On Easter, caught in the first hint of dawn, what do we see?  We see the things we’ve always seen:  Faces of strangers and family and friends, communities within which we move, the world around us and beyond us, caught in the tentative glow of first light within the last of night’s shadows, then all washed in the incomprehensible Easter. Stunned by the morning, struggling to see every bit of what is right in front of us, something beyond curiosity or the startle of amazement, something that none of us can find words for, we look into dazzling light.

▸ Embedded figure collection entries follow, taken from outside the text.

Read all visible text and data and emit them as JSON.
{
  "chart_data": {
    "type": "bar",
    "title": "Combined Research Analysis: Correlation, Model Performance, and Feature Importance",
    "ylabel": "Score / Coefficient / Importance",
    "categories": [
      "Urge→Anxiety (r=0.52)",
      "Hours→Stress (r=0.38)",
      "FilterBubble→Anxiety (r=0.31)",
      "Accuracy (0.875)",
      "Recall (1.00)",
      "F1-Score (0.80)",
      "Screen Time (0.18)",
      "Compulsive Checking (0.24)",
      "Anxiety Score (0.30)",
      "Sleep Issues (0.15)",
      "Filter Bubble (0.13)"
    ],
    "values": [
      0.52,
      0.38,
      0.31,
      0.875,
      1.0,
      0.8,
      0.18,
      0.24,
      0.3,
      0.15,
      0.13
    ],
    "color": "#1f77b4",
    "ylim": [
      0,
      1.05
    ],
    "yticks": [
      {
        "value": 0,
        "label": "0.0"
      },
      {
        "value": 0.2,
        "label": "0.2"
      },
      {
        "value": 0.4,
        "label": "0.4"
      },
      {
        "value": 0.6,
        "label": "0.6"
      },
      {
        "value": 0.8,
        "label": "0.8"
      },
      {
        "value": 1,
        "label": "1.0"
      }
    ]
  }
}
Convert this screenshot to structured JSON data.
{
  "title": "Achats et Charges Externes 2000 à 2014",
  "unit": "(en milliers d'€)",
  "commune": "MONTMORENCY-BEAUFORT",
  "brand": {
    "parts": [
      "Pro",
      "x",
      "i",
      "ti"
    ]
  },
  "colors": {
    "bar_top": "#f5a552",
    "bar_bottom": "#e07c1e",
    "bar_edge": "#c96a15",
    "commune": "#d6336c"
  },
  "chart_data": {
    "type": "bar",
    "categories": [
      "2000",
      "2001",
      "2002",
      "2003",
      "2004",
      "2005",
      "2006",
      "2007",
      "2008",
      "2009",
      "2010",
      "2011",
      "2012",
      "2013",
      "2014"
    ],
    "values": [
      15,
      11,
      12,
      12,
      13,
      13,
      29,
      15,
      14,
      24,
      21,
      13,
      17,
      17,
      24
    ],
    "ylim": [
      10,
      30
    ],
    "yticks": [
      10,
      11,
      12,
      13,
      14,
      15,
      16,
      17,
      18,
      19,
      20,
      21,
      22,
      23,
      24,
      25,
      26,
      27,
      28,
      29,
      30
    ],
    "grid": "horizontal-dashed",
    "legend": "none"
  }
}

And while that  light does not wash away pain nor illuminate every mystery, it can teach a great and awful lesson; it can lay bare the sacred truth that if we can celebrate grace when fear and loss and evil lurch into our lives—-as they always will —. If we can prompt surges of kindness and good humor and lean into the challenges that reveals the depths of “can be” and rigor and grit, if we can fiercely choose to face what is and determine a way forward not back to where we were, if we can welcome life’s stunning reversals, disrupt fear and isolation to focus on care and connection, day need not always fade back into darkness.

Maybe this is why those humble peasant fishermen and  visionaries who watched Jesus go away, turn their faces toward the city…why with the sun still in their eyes, they are drawn beyond their fear back into the blistering  life of the world, seeing the things and persons of that world in a new light, edging toward hope, “lost in wonder, love and praise.”

May we be such visionaries, one and all.